The conventional thinking around urban design is deeply rooted in organic incremental development and upgrades. Only in some rare cases are entirely new cities designed. Two interesting examples come from New Manila Bay and New Clark City in the Philippines. While the first is part of a 407 hectares reclamation project off the coast of Manila, the second will be built 75 miles outside the congested Manila metropolitan area in Capas, Tarlac, covering around 9,450 hectares located within the Clark Special Economic Zone and housing up to two million people.
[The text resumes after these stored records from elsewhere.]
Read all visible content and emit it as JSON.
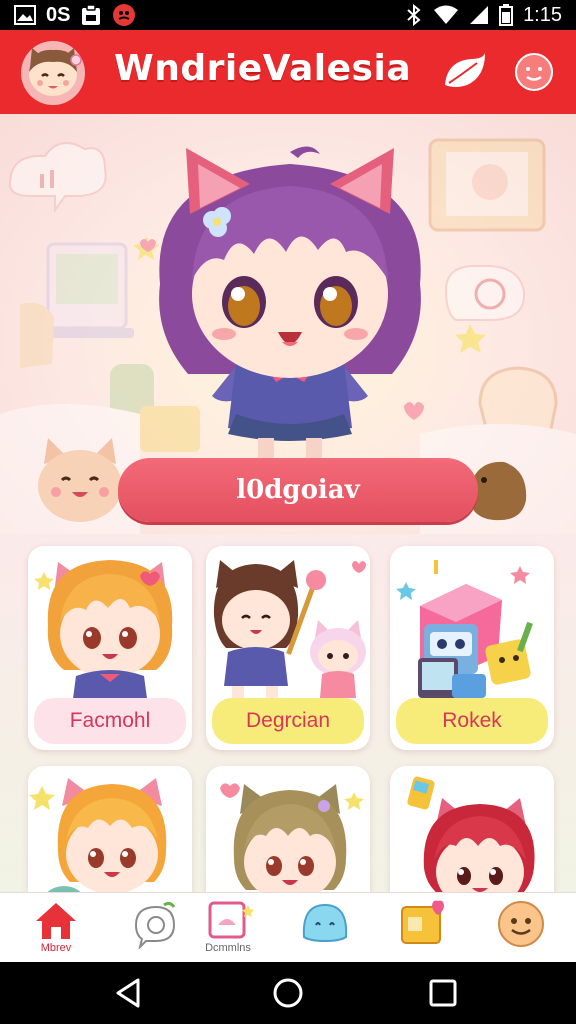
{
  "status_bar": {
    "left_label": "0S",
    "time": "1:15",
    "icons": [
      "image-icon",
      "clipboard-icon",
      "record-icon",
      "bluetooth-icon",
      "wifi-icon",
      "signal-icon",
      "battery-icon"
    ]
  },
  "app_bar": {
    "title": "WndrieValesia",
    "accent": "#ea2a2c"
  },
  "hero": {
    "banner_label": "l0dgoiav"
  },
  "cards": [
    {
      "label": "Facmohl"
    },
    {
      "label": "Degrcian"
    },
    {
      "label": "Rokek"
    },
    {
      "label": ""
    },
    {
      "label": ""
    },
    {
      "label": ""
    }
  ],
  "bottom_nav": {
    "items": [
      {
        "label": "Mbrev",
        "icon": "home-icon"
      },
      {
        "label": "",
        "icon": "chat-bubble-icon"
      },
      {
        "label": "Dcmmlns",
        "icon": "gallery-icon"
      },
      {
        "label": "",
        "icon": "slime-icon"
      },
      {
        "label": "",
        "icon": "gift-box-icon"
      },
      {
        "label": "",
        "icon": "smiley-icon"
      }
    ]
  }
}
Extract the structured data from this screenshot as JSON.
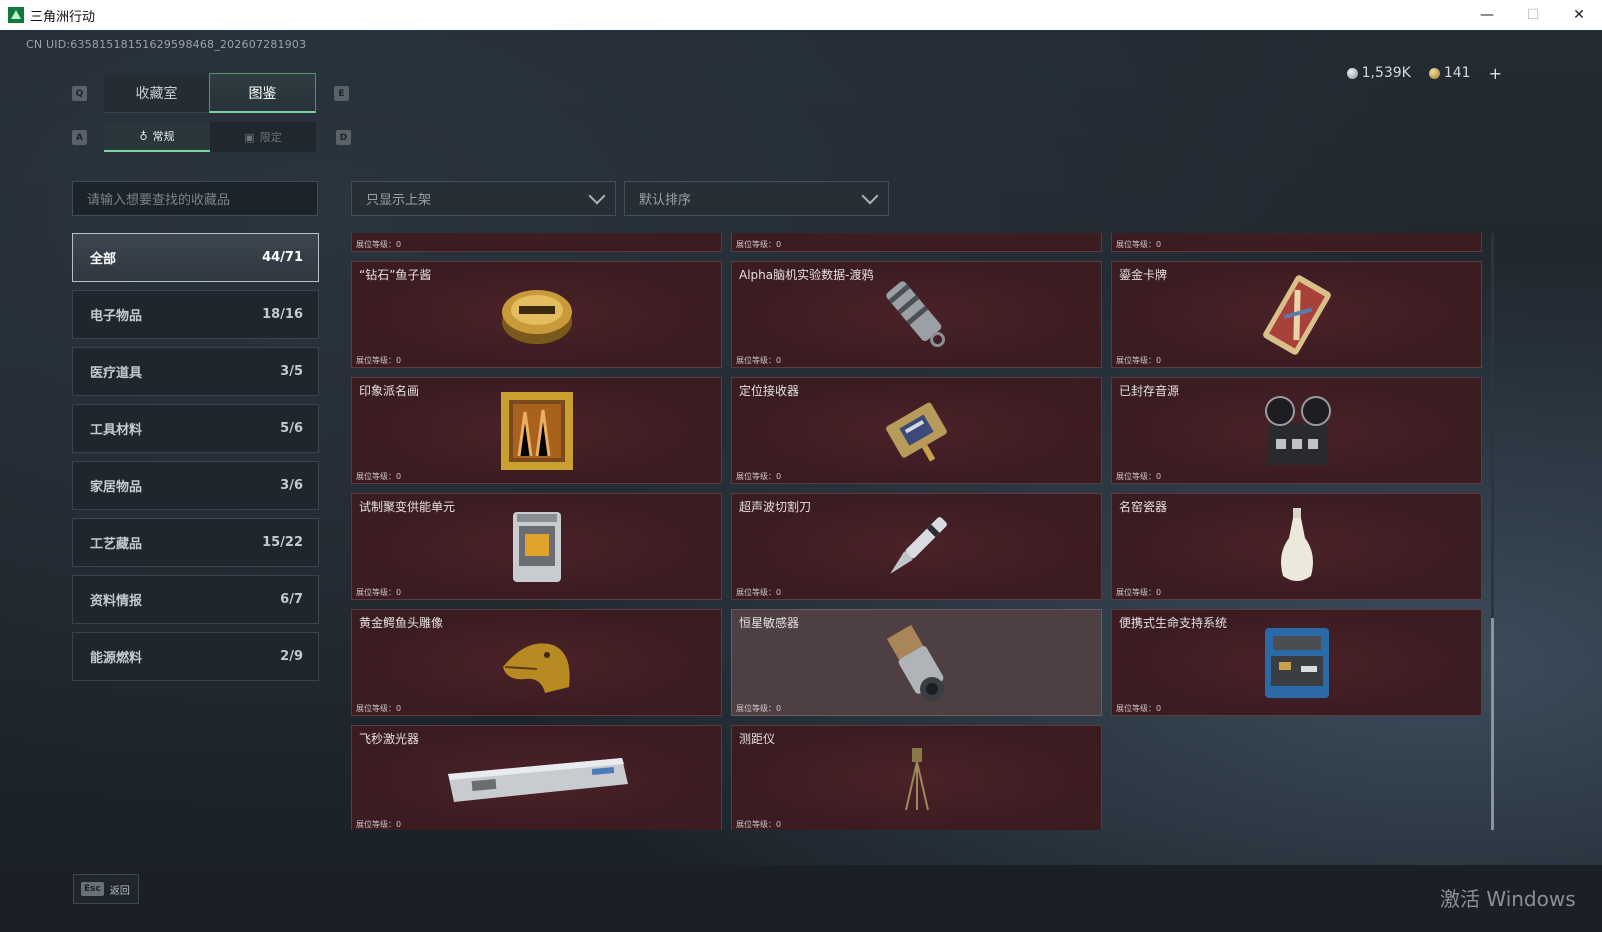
{
  "window": {
    "title": "三角洲行动",
    "minimize": "—",
    "maximize": "☐",
    "close": "✕"
  },
  "uid": "CN UID:6358151815162959846​8_202607281903",
  "currency": {
    "silver": "1,539K",
    "gold": "141",
    "plus": "+"
  },
  "keys": {
    "q": "Q",
    "e": "E",
    "a": "A",
    "d": "D"
  },
  "tabs": [
    {
      "label": "收藏室"
    },
    {
      "label": "图鉴"
    }
  ],
  "subtabs": [
    {
      "label": "常规",
      "icon": "♁"
    },
    {
      "label": "限定",
      "icon": "▣"
    }
  ],
  "search": {
    "placeholder": "请输入想要查找的收藏品"
  },
  "filters": {
    "display": "只显示上架",
    "sort": "默认排序"
  },
  "categories": [
    {
      "name": "全部",
      "count": "44/71"
    },
    {
      "name": "电子物品",
      "count": "18/16"
    },
    {
      "name": "医疗道具",
      "count": "3/5"
    },
    {
      "name": "工具材料",
      "count": "5/6"
    },
    {
      "name": "家居物品",
      "count": "3/6"
    },
    {
      "name": "工艺藏品",
      "count": "15/22"
    },
    {
      "name": "资料情报",
      "count": "6/7"
    },
    {
      "name": "能源燃料",
      "count": "2/9"
    }
  ],
  "level_label": "展位等级：0",
  "items": [
    {
      "name": ""
    },
    {
      "name": ""
    },
    {
      "name": ""
    },
    {
      "name": "“钻石”鱼子酱",
      "icon": "caviar-tin-icon"
    },
    {
      "name": "Alpha脑机实验数据-渡鸦",
      "icon": "data-canister-icon"
    },
    {
      "name": "鎏金卡牌",
      "icon": "gilded-card-icon"
    },
    {
      "name": "印象派名画",
      "icon": "framed-painting-icon"
    },
    {
      "name": "定位接收器",
      "icon": "gps-receiver-icon"
    },
    {
      "name": "已封存音源",
      "icon": "reel-recorder-icon"
    },
    {
      "name": "试制聚变供能单元",
      "icon": "fusion-cell-icon"
    },
    {
      "name": "超声波切割刀",
      "icon": "ultrasonic-knife-icon"
    },
    {
      "name": "名窑瓷器",
      "icon": "porcelain-vase-icon"
    },
    {
      "name": "黄金鳄鱼头雕像",
      "icon": "golden-crocodile-icon"
    },
    {
      "name": "恒星敏感器",
      "icon": "star-sensor-icon"
    },
    {
      "name": "便携式生命支持系统",
      "icon": "life-support-icon"
    },
    {
      "name": "飞秒激光器",
      "icon": "femtosecond-laser-icon"
    },
    {
      "name": "测距仪",
      "icon": "rangefinder-tripod-icon"
    }
  ],
  "footer": {
    "esc_key": "Esc",
    "back_label": "返回"
  },
  "watermark": "激活 Windows"
}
Their design principles and benefits include sustainability, the use of Artificial Intelligence (AI) for optimum city operation under all circumstances, economic growth, the provision of more luxurious living circumstances, better resilience against flooding and typhoons through natural features (location chosen for elevation and nearby mountain range), the use of green areas and parks as flood catchment basins, and high-tech features like driverless mobility, drones, robots, automated buildings, and high-speed rail links to bring in commuters.

With very high costs and completion expected to take up to 40 years, it can be questioned whether these types of greenfield urban development make sense, becoming in turn outdated even before being fully delivered.

Greenfield Design Criteria, Guidelines, and Objectives

IMPACT


Greenfield design principles can or should include and support any or all of the below paradigms and technologies:

  • A city-wide zero or negative carbon footprint
  • Circularity: 100% recycling, local manufacturing, and local energy generation to achieve self-sufficiency
  • Actively managed green infrastructure and vertical gardens
  • Connected and energized road infrastructure featuring smart embedded sensors, Vehicle-to-Everything (V2X), built-in solar energy generation, and continuous wireless charging
  • Built environment collectively designed for maximum solar energy exposure
  • Modularity of roads and buildings allowing reconfiguration for changing use cases
  • Transportation infrastructure accommodating new forms of smart mobility and freight like driverless cars, delivery robots, and passenger-carrying drones via landing platforms, drop off and pick off locations, and fast trains and hyperloops.
  • Sidewalks featuring embedded kinetic footfall energy harvesting
  • LED-based smart road crossing
  • Resilience-based design requirements
  • 100% AI-based surveillance coverage, including both fixed and mobile cameras.
  • Fully electric cities based on distributed micro and nanogrids for renewable energy generation
  • 100% Wi-Fi and 5G coverage
  • 100% electric and driverless car sharing and Mobility-as-a-Service (MaaS)— no consumer-owned vehicles allowed
  • Application of the sharing economy for both residential housing and office buildings
  • Fully automated eGovernment
  • Decentralized, distributed delivery of healthcare and educational services

While many of the above design guidelines are related to turning physical assets into smart energy generating systems Operational Technology (OT), comprehensive Information Technology (IT) layers will include Internet of Things (IoT) platforms, smart city Operating System (OS) software, and urban models and digital twins to allow generative design for the cross-vertical optimization of energy generation and usage, asset utilization maximization, and extreme levels of operational efficiencies based on advanced demand-response management.

City-in-a-City, Modularity, and Virtualization as Compromises between Greenfield and Brownfield Developments

RECOMMENDATIONS


Designing and building entire cities from scratch will remain the exception rather than the rule. Sometimes, there is no other choice. This might be the case for Jakarta, Indonesia, which is slowly sinking away. A more realistic option is the upgrade of cities, neighborhood by neighborhood, based on a long-term master plan. This is already happening, with airports, venues, malls, and stadiums being turned into high tech, luxurious, and economic city-in-a-city islands and clusters in the middle of aging and often disadvantaged, impoverished, and unsafe areas. Clearly, better thought out urban planning is needed to gradually but systematically upgrade entire cities to benefit all layers of the population.

However, this alone is not enough. With such long-term planning cycles, a way must be found to flexibly upgrade physical infrastructure in order to extend its useful lifecycle. However high tech a greenfield concept might be, it will unavoidably get outdated and ultimately irrelevant. Enter modularity on every level. Modular buildings. Modular roads. Modular and reconfigurable paving systems have already been proposed in the form of Sidewalk Labs’ (Alphabet) Dynamic Street concept. Not only should physical structures be easy to reconfigure, but they should also allow various types of electronics to be embedded into them (think parking sensors and wireless charging). There is no way the huge differences in lifecycles between physical infrastructure and electronics can be addressed. Modularity is the only way forward, and requires new materials, which will of course be recyclable.

Another way to address this fundamental issue is the adoption of virtualization is doing away with physical infrastructure altogether and replacing it with digital equivalents. Connected car technology can replace traffic lights, traffic signs, digital signage, and tollgates. LED-based smart road crossing can replace permanent, fixed structures, though in-vehicle pedestrian detection technology could replace them entirely.

Cities are facing some hard choices, and spending tax payers’ money in the most optimal, value-creating way will require creativity, vision, and leadership. Which cities will step forward and show the way?